Amongst the old mining communities of Dartmoor it was always considered very bad luck to meet a hare whilst on the way to the mine. It has been said that some of the ‘old men’ would simply turn around and go back home rather than risking life and limb working down the mine that day.
On Dartmoor there is also the association with the ‘Three Hares‘ symbol – see ill. 3 here, which originally was wrongly identified as the ‘Three Rabbits’ or ‘Tinners Rabbits’. Recent studies suggest that this is an ancient symbol that can be found worldwide. Many of these traditions are said to date back to pagan times but and it is widely believed in some circles that the hare was introduced into this country by the Romans. However, there is excavated archaeological evidence of hare bones discovered in association with Neolithic burials such as that at Chippenham. The hare was certainly a well known animal to them as a mosaic excavated in Cirencester shows – see ill. 4 here.
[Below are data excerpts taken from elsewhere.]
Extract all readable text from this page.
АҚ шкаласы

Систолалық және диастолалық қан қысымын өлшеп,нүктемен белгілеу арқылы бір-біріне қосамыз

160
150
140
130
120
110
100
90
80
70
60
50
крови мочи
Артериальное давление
The Hare lives on through several place-names such as Hare tor, Haresfoot Cross, Harepath, and Harethorn (Harrowthorn) Plantation. However, with the etymology of place-names things are not always as straight forward as they seem. The hare element can in many cases refer to the Old English word Har, whose definition is ‘grey’ or ‘old’ as in Harethorn. Harepath is a Saxon word herepæth which literally translates as ‘army path’ and normally refers to what was a main road used by the Saxon armies to cross the country. Haresfoot is the common name for the Trifolium arvense better known as Haresfoot clover so there is no direct link here. That just leaves Hare tor – see ill. 5 here, of which there are two such places on Dartmoor and as granite is both ‘grey’ and ‘old’ I know which root I would suggest.